Machine Learning Logistic Regression

Logistic Regression is for classification problem, and the predication value is fixed descrete values, such as 1 for positive or 0 for negative. The essence of logistic regression is:

• hypothesis function is sigmoid function
• cost function: J(theta)
• gradient descent and algorithms
• advantanced optimization with regularization to solve overfitting problem.

  Basics about logistic regression

  hypothesis function = 1 / (1 + exp(-htheta(x))),
  where htheta(x) = theta’ * x(theta’ is transpose theta)
  
  htheta(x) mean Probalitiy that y=1, given x parameterized by theta P(y=1 | x; theta),

  if htheta(x) >= 0.5, then y = 1
  if htheta(x) < 0.5, then y = 0

  Descision Boundary

  
  Our goal is the calculate theta, can classify our traing data with descision boundary.
  In the example, the traning data can be classified into 2 categories by a straight line.
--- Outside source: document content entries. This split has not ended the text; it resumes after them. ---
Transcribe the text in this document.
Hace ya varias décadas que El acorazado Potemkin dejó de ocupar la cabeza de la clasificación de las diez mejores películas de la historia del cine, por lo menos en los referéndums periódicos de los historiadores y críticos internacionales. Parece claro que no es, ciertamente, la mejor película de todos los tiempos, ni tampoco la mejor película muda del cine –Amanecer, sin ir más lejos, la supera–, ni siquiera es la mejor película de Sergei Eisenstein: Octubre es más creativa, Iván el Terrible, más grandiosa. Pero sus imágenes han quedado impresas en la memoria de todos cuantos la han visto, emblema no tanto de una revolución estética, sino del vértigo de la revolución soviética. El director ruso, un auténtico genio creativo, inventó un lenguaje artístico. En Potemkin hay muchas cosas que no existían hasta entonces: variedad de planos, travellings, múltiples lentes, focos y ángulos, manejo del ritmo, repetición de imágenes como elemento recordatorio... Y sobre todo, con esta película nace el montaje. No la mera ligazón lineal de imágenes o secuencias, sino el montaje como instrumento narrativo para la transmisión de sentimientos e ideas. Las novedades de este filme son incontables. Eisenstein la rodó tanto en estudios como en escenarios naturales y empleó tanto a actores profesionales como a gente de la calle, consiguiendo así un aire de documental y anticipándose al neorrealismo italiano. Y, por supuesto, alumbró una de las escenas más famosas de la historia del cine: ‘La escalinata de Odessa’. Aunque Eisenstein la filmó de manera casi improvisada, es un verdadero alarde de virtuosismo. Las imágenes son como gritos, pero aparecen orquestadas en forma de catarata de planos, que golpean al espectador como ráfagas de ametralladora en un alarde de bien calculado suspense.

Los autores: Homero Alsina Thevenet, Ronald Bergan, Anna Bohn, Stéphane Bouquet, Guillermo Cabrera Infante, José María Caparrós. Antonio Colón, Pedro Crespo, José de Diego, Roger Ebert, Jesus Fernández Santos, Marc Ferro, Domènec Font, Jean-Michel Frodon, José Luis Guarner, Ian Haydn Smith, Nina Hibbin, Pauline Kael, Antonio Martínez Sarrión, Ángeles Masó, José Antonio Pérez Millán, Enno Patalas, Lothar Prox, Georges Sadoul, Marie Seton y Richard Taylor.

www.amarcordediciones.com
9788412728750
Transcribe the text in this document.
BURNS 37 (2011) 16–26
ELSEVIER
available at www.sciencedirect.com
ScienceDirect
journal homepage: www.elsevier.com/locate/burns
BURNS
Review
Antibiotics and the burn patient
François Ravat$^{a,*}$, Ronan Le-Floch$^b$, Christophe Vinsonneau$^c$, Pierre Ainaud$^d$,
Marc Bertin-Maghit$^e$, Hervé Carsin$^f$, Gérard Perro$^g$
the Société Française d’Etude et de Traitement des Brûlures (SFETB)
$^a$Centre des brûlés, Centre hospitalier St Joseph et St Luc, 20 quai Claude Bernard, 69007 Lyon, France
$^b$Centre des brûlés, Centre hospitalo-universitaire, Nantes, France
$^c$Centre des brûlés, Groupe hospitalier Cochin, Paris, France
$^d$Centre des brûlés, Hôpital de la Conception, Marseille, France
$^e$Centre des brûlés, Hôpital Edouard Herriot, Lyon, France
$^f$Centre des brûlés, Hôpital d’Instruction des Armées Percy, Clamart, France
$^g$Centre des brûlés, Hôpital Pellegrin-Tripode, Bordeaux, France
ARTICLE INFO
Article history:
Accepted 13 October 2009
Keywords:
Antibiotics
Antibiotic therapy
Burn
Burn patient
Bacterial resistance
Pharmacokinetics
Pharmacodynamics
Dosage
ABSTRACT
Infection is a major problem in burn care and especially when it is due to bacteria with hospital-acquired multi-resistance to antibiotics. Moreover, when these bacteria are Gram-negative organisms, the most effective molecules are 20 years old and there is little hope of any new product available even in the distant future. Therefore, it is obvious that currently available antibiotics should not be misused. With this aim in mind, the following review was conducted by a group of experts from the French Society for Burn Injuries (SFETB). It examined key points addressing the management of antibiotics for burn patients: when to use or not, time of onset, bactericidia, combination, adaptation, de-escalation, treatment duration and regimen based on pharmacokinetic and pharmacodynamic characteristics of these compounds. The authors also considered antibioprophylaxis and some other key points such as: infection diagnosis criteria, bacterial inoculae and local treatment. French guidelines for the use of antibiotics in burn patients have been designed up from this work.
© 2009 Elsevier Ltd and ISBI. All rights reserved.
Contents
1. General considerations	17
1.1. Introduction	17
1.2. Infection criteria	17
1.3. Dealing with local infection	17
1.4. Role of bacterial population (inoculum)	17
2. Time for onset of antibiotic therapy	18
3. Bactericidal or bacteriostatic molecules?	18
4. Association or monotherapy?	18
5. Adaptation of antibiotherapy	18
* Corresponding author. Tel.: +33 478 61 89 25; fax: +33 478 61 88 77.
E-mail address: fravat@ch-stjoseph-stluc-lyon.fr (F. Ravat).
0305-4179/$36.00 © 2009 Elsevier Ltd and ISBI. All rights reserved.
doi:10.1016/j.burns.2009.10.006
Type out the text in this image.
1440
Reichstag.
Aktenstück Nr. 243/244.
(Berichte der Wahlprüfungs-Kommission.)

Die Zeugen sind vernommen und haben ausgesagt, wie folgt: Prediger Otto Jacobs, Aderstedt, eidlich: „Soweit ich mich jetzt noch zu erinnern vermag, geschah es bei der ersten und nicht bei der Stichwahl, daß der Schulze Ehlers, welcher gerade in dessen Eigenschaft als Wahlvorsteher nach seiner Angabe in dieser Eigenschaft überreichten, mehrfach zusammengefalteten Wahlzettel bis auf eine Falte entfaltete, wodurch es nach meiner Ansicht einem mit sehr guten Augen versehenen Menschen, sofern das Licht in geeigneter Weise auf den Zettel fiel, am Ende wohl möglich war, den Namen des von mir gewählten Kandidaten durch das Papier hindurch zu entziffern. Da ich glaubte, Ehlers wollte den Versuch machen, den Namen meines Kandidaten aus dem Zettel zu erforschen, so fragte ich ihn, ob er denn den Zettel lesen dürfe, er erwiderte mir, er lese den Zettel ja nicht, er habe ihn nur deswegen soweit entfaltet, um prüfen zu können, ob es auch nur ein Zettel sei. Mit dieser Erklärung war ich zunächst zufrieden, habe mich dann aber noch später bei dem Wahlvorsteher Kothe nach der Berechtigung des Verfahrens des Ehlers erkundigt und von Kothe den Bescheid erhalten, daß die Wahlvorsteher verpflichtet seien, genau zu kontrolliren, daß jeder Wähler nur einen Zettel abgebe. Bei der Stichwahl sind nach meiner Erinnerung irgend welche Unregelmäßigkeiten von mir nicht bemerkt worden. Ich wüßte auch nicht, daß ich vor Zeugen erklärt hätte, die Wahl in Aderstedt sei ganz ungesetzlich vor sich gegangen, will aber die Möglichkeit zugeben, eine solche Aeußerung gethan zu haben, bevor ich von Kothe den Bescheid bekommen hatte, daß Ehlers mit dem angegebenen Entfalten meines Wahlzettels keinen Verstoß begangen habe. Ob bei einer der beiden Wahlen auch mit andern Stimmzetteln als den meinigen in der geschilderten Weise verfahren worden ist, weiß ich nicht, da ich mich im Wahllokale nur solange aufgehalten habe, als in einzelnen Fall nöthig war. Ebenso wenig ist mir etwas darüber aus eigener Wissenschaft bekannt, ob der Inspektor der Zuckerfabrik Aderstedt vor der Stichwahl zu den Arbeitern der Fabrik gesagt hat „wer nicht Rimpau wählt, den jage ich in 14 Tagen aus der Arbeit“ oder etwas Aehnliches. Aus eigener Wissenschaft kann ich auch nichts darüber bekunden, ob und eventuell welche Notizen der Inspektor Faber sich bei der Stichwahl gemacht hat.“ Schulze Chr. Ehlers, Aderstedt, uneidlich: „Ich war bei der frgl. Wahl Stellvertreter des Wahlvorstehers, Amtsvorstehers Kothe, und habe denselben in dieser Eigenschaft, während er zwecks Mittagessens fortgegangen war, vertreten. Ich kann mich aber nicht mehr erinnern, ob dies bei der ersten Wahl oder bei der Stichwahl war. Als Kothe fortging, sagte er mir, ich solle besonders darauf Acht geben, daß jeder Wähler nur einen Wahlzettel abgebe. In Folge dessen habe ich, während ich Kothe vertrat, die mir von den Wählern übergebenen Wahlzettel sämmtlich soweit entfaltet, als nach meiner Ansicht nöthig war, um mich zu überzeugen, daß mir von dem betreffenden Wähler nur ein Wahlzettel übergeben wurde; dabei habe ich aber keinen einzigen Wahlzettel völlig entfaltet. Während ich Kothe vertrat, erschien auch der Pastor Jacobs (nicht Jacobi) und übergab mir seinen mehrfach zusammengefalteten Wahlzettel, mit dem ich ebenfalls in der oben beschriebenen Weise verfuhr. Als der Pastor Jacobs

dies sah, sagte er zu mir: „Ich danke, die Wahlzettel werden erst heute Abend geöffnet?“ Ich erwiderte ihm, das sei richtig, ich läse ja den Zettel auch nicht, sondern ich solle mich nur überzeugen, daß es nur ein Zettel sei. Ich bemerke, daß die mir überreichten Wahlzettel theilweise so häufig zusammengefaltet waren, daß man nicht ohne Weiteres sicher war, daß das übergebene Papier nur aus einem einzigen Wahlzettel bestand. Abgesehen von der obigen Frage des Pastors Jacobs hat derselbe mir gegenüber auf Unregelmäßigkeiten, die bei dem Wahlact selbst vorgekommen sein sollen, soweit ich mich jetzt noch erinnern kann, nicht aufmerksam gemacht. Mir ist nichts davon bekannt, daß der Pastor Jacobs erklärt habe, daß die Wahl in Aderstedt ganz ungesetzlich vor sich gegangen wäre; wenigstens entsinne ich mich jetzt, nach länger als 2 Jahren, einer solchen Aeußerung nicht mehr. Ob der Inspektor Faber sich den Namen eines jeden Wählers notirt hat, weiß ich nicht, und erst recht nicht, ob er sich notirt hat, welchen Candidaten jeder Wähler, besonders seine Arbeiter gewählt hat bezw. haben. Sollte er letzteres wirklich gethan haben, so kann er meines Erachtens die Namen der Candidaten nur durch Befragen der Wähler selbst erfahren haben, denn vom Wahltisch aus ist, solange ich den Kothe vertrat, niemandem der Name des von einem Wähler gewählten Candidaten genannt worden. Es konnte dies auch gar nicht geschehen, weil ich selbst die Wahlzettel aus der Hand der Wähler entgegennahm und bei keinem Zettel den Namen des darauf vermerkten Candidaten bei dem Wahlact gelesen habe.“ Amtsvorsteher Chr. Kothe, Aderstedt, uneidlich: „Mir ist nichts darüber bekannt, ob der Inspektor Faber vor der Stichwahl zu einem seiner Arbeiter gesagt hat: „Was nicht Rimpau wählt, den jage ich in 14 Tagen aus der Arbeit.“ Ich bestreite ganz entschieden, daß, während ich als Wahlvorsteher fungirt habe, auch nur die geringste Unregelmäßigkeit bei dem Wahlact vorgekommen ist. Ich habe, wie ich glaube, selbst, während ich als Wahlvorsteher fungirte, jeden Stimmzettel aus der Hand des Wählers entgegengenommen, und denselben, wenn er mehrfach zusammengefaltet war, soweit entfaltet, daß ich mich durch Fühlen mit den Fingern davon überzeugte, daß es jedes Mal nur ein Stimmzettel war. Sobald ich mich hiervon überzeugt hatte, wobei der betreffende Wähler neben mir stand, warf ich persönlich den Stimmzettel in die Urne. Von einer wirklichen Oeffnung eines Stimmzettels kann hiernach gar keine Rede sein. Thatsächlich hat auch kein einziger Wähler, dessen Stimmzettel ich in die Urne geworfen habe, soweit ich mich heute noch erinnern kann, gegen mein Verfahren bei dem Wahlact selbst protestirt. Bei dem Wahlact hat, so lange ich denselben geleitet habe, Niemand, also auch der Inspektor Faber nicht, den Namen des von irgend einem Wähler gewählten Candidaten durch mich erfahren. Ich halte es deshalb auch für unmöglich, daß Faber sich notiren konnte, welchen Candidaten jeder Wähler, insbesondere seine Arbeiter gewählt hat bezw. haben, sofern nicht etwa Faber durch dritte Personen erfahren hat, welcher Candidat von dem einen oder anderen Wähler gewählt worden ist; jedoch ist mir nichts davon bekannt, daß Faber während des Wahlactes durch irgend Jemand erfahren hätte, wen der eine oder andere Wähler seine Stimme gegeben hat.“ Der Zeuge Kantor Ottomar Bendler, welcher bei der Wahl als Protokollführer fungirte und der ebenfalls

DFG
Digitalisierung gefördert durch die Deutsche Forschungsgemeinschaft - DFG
  if (theta'x) >= 0, then htheta(x) >= 0.5, then y = 1
  if (theta'x) < 0, then htheta(x) < 0.5, then y = 0

  Cost function implementation

  For the assignment of week3, predicate the adimission by university with 2 exams grade data.
  I optimize the implementation with vectoriaztion

function [J, grad] = costFunction(theta, X, y)
%COSTFUNCTION Compute cost and gradient for logistic regression
%   J = COSTFUNCTION(theta, X, y) computes the cost of using theta as the
%   parameter for logistic regression and the gradient of the cost
%   w.r.t. to the parameters.

% Initialize some useful values
m = length(y); % number of training examples

% You need to return the following variables correctly
J = 0;
grad = zeros(size(theta));

% ====================== YOUR CODE HERE ======================
% Instructions: Compute the cost of a particular choice of theta.
%               You should set J to the cost.
%               Compute the partial derivatives and set grad to the partial
%               derivatives of the cost w.r.t. each parameter in theta
%
% Note: grad should have the same dimensions as theta
%
% Predications: h_theta(x)
predications = sigmoid(X * theta);
cost_items = y .* log(predications) + (1 - y) .* log(1 - predications);
J = (-1 / m) * sum(cost_items);

grad = (1 / m) * (X' * (hypothesis - y));

% =============================================================

end

Cost function with regularization

Regularzation is for overfitting problem.

• underfit: not fit the training data, with high bias between predications and actual value
• Just Right: great fit
• Overfitting: often with too many features, not so much traning data, fit traing data well, but with hight variance, predict new data not very well

function [J, grad] = costFunctionReg(theta, X, y, lambda)
%COSTFUNCTIONREG Compute cost and gradient for logistic regression with regularization
%   J = COSTFUNCTIONREG(theta, X, y, lambda) computes the cost of using
%   theta as the parameter for regularized logistic regression and the
%   gradient of the cost w.r.t. to the parameters.

% Initialize some useful values
m = length(y); % number of training examples

% You need to return the following variables correctly
J = 0;
grad = zeros(size(theta));

% ====================== YOUR CODE HERE ======================
% Instructions: Compute the cost of a particular choice of theta.
%               You should set J to the cost.
%               Compute the partial derivatives and set grad to the partial
%               derivatives of the cost w.r.t. each parameter in theta
hypothesis = sigmoid(X * theta);
cost_items = (y .* log(hypothesis)) + (1 - y) .* log(1 - hypothesis);
% don't penalize theta0
reg_theta = [0; theta(2:length(theta))];
J = (-1 / m) * sum(cost_items) + (lambda / (2 * m)) * sum(reg_theta .^ 2);
%grad = (1 / m) * sum((predications - y) .* X)' + (lambda / m) * penalize_theta;
grad = (1 / m) * (X' * (hypothesis - y)) + (lambda / m) * reg_theta;

% =============================================================

end

the lambda for regularization can’t be too large:

• large lamba will got very small theta value, and underfit.
• small lambda will got large theta velue, and overfit.
• the lambda for the exerise is 1

Github assignments

Week 3 Assignments

Write on the last

After one year, I learn the logistic regression again. Last week, Andrew NG left Baidu. Maybe, these great people thought Baidu is not worth to fight for. Now I still decidated on a Spark project and focus on Spark Streaming. As team leader, I am bearing a great burden and is stressful. It’s a great chance to train my leadership. I am also wondering next opportunity. Learning Machine Learning is right and worth to do. Anyway, even though mist is on the path, just go forward and fight~